Even the white beast with the orange was still there, and Cathy could but breathe out most firmly: she had resolved to try to become a butterfly once again; and what is more, she had even resolved to be enraged at nothing any more. No, there is much more to be learned than what nature lent to her! To make honey is accurately triangular work. The humming is said to be indefinite; and only he who knows once more finds the end of this world and what is outside there, gets knowledge and perfection, and fruit—the appearance of death and the sleep of nature. But just in summer it lasts long enough before you are first perfectly good once more. And if here it would come soon, I for my part should surely not get my reward too late.

She did not fly in close attendance on the sensation. She wanted her wings perfectly good, the feather arrangement quite symmetrical, and much work, of course. On account of an inflection or disturbance of a single little feather, the whole thing was so distressed and troubled that it had to grow out afresh from its roots, using the fountain of life afresh each time, while its essence contradicted the very best part in it.
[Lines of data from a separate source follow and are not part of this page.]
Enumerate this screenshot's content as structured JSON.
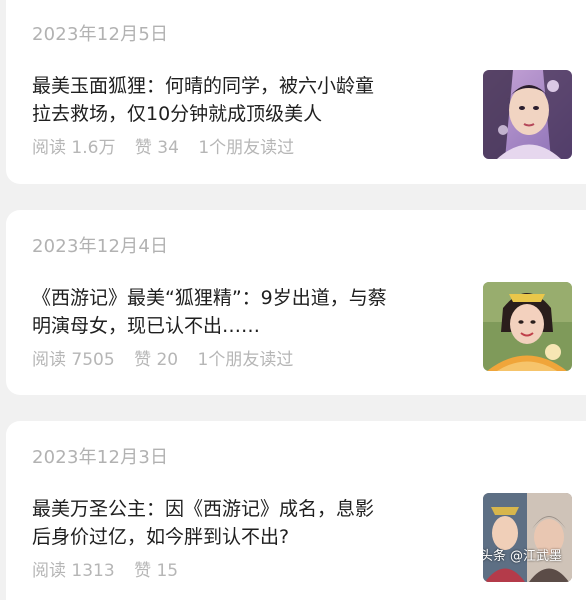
{
  "articles": [
    {
      "date": "2023年12月5日",
      "title_line1": "最美玉面狐狸：何晴的同学，被六小龄童",
      "title_line2": "拉去救场，仅10分钟就成顶级美人",
      "reads": "阅读 1.6万",
      "likes": "赞 34",
      "friends": "1个朋友读过"
    },
    {
      "date": "2023年12月4日",
      "title_line1": "《西游记》最美“狐狸精”：9岁出道，与蔡",
      "title_line2": "明演母女，现已认不出……",
      "reads": "阅读 7505",
      "likes": "赞 20",
      "friends": "1个朋友读过"
    },
    {
      "date": "2023年12月3日",
      "title_line1": "最美万圣公主：因《西游记》成名，息影",
      "title_line2": "后身价过亿，如今胖到认不出?",
      "reads": "阅读 1313",
      "likes": "赞 15",
      "friends": ""
    }
  ],
  "watermark": "头条 @江武墨"
}
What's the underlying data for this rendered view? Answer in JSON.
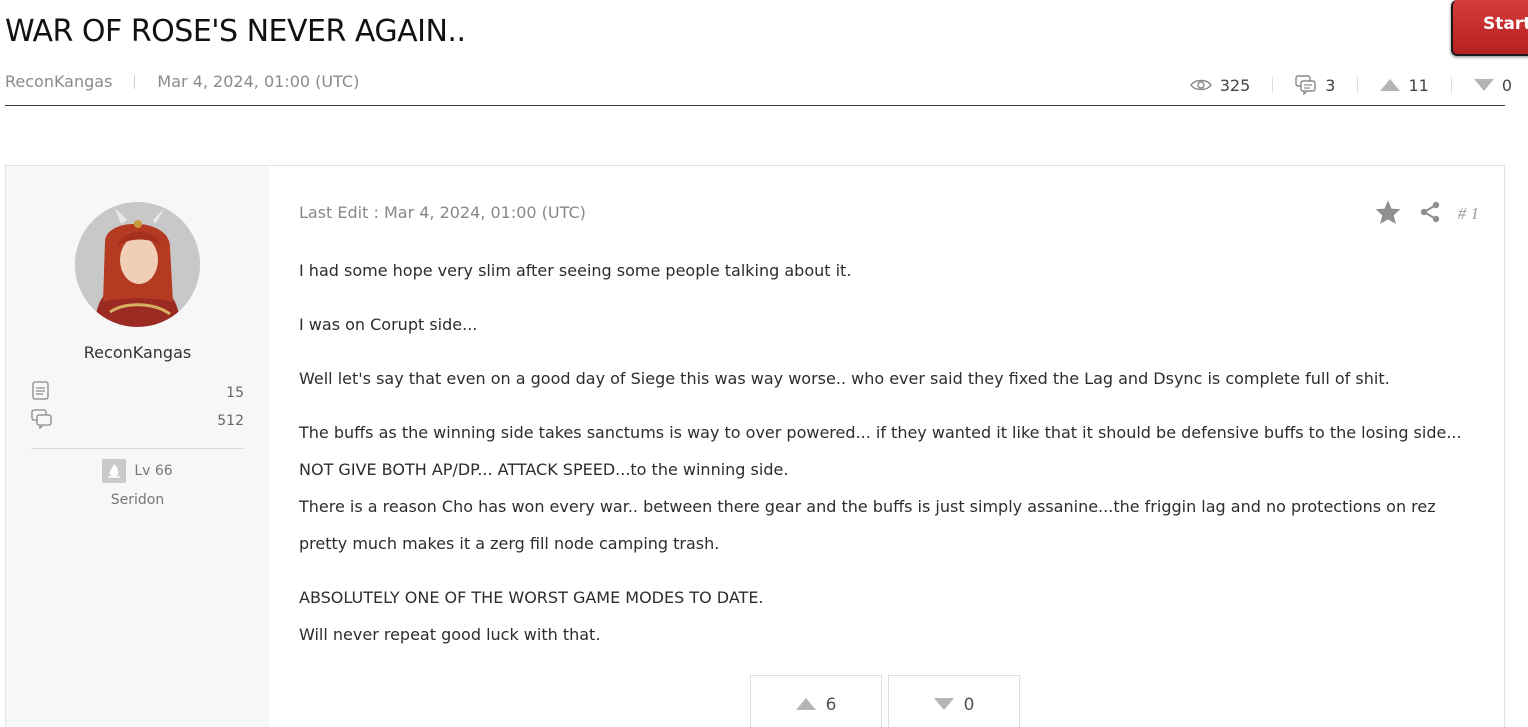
{
  "thread": {
    "title": "WAR OF ROSE'S NEVER AGAIN..",
    "author": "ReconKangas",
    "date": "Mar 4, 2024, 01:00 (UTC)",
    "stats": {
      "views": "325",
      "comments": "3",
      "upvotes": "11",
      "downvotes": "0"
    }
  },
  "start_button": {
    "label": "Start"
  },
  "post": {
    "author": {
      "name": "ReconKangas",
      "posts_count": "15",
      "comments_count": "512",
      "level": "Lv 66",
      "server": "Seridon"
    },
    "last_edit": "Last Edit : Mar 4, 2024, 01:00 (UTC)",
    "number": "# 1",
    "body": {
      "p1": "I had some hope very slim after seeing some people talking about it.",
      "p2": "I was on Corupt side...",
      "p3": "Well let's say that even on a good day of Siege this was way worse.. who ever said they fixed the Lag and Dsync is complete full of shit.",
      "p4a": "The buffs as the winning side takes sanctums is way to over powered... if they wanted it like that it should be defensive buffs to the losing side... NOT GIVE BOTH AP/DP... ATTACK SPEED...to the winning side.",
      "p4b": "There is a reason Cho has won every war.. between there gear and the buffs is just simply assanine...the friggin lag and no protections on rez pretty much makes it a zerg fill node camping trash.",
      "p5a": "ABSOLUTELY ONE OF THE WORST GAME MODES TO DATE.",
      "p5b": "Will never repeat good luck with that."
    },
    "votes": {
      "up": "6",
      "down": "0"
    }
  },
  "colors": {
    "start_button": "#c62d2d",
    "title_rule": "#3a3a3a",
    "author_panel": "#f7f7f7",
    "muted_text": "#888888"
  },
  "icons": [
    "eye-icon",
    "comments-icon",
    "upvote-icon",
    "downvote-icon",
    "star-icon",
    "share-icon",
    "posts-icon",
    "level-badge-icon"
  ]
}
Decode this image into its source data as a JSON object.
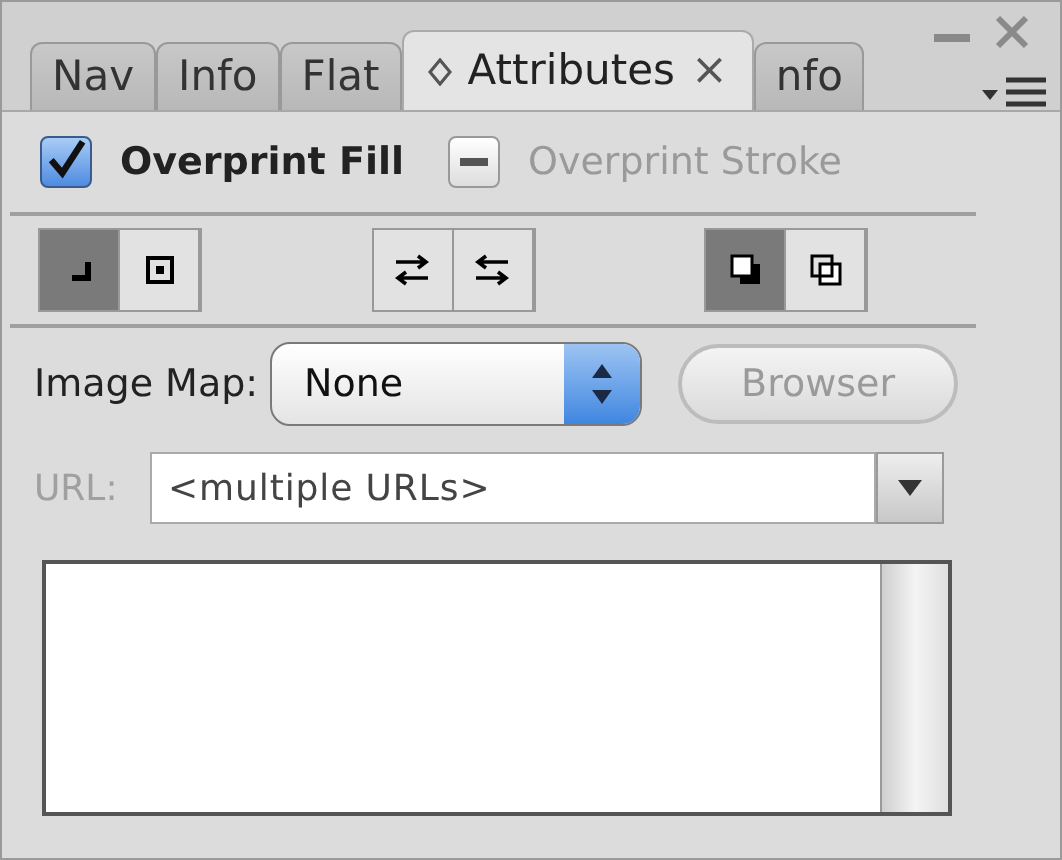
{
  "tabs": [
    {
      "label": "Nav",
      "selected": false
    },
    {
      "label": "Info",
      "selected": false
    },
    {
      "label": "Flat",
      "selected": false
    },
    {
      "label": "Attributes",
      "selected": true,
      "close": "×"
    },
    {
      "label": "nfo",
      "selected": false
    }
  ],
  "options": [
    {
      "label": "Overprint Fill",
      "checked": true,
      "mixed": false,
      "disabled": false
    },
    {
      "label": "Overprint Stroke",
      "mixed": true,
      "disabled": true
    }
  ],
  "toolbar": [
    {
      "buttons": [
        {
          "kind": "corner",
          "selected": true
        },
        {
          "kind": "center",
          "selected": false
        }
      ]
    },
    {
      "buttons": [
        {
          "kind": "swap-left",
          "selected": false
        },
        {
          "kind": "swap-right",
          "selected": false
        }
      ]
    },
    {
      "buttons": [
        {
          "kind": "front",
          "selected": true
        },
        {
          "kind": "back",
          "selected": false
        }
      ]
    }
  ],
  "image_map": {
    "label": "Image Map:",
    "value": "None"
  },
  "browser_button": {
    "label": "Browser",
    "disabled": true
  },
  "url": {
    "label": "URL:",
    "value": "<multiple URLs>",
    "disabled": true
  }
}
And this is mind with the development of all joyful intelligence.

The whole of the summer was spent in teaching her mind; you would not believe how much a butterfly like Cathy might nug in two years!

But yet, without worms, one would sooner or later find out there is no use at all.

Thus, Cathy morbid St. Lawrence, and little time not with it: when she now sought out the flowers of the earth, to discover how many she now could answer according to agreement with her present mental position, two snows of flies from this garden of Paradise rebuked her again. Everything is harm and good.